The company, whose founder compared its challenges with those faced by Tesla shortly after the listing, has seen its stock lose 75 per cent of its market value a year after its $2.4 billion offering, the largest on record at the time in India.

The dive is the steepest first-year slide globally among IPOs that raised at least the same amount since Spanish bank Bankia’s 82 per cent drop in 2012, data compiled by Bloomberg show.

Paytm’s grim first anniversary underscores an erosion of confidence in its ability to become profitable after debuting at a time when India’s IPO market was enamoured with tech start-ups. It is one of several start-ups that listed with valuations seen by many as exaggerated.

The stock’s losses have deepened this week amid concerns over the emergence of a potential competitor owned by India’s biggest conglomerate. Last week, Japan’s SoftBank Group sold shares it held in Paytm as a lock-up period set in the IPO expired, fueling a three-day slide.

November’s 30 per cent slide has taken its decline from the IPO price of 2,150 rupees ($26.27) to 79 per cent.

Tech stocks globally are being sold off as investors shun loss-making companies in a deteriorating macroeconomic environment, JM Financial analysts, led by Sachin Dixit, wrote in a note this week.

“This feedback has been well received by company managements and we are seeing all Indian internet companies not just prioritising profitability but also communicating the path forward explicitly,” they wrote.

Paytm shares were sold at the top of a marketed range after an offering that attracted strong demand from individuals and funds, although they never traded above the listing price. The sale attracted traditional global stock pickers such as BlackRock and the Canada Pension Plan Investment Board.

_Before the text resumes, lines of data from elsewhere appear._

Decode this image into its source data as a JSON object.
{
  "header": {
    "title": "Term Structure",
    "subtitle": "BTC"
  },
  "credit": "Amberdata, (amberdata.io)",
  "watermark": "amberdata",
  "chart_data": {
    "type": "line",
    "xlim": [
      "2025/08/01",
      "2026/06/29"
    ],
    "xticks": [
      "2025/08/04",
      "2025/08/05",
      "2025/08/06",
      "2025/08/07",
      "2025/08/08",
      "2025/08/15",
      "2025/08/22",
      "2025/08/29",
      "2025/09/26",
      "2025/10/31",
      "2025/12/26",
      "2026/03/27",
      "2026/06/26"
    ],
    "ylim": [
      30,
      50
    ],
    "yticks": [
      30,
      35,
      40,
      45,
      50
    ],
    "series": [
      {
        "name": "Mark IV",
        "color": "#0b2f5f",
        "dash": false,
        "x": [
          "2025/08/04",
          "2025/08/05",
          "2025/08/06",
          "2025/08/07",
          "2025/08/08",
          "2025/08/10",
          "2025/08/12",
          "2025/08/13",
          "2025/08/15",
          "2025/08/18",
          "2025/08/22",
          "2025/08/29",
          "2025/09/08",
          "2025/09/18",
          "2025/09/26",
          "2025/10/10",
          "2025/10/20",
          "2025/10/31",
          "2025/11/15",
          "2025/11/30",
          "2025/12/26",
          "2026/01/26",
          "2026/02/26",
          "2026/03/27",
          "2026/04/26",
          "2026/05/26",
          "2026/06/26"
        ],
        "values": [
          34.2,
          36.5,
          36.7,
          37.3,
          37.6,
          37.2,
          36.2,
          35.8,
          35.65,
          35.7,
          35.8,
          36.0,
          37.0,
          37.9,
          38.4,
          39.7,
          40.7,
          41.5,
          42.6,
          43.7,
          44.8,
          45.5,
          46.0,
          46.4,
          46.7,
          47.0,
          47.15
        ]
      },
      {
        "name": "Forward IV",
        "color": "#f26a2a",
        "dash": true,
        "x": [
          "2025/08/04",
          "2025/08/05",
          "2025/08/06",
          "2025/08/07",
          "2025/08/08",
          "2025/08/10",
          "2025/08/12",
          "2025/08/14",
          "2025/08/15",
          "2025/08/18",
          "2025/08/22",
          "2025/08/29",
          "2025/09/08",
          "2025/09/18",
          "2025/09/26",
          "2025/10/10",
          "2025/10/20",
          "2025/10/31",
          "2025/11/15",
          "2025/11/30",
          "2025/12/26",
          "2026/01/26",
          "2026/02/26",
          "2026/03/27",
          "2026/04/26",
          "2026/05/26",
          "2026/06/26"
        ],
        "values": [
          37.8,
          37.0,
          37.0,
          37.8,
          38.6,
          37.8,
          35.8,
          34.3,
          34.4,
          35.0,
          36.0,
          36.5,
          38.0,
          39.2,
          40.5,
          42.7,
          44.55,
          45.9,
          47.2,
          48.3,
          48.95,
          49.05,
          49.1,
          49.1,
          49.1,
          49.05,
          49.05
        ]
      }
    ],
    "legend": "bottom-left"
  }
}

“In every rally, the market as a whole gets too excited about something,” said Shridatta Bhandwaldar, head of equities at Canara Robeco Asset Management. “In 2006-2008, we got too excited about construction companies and capital goods companies. In 2013-2014, we got too excited about midcaps. In 2017-2019 we got extremely excited about non-banking financial companies and in 2020-2022 people were just too excited about technology.

“Some of these companies have good business models,” he said. “Still, you feel there is not enough margin of safety because these are evolving businesses.”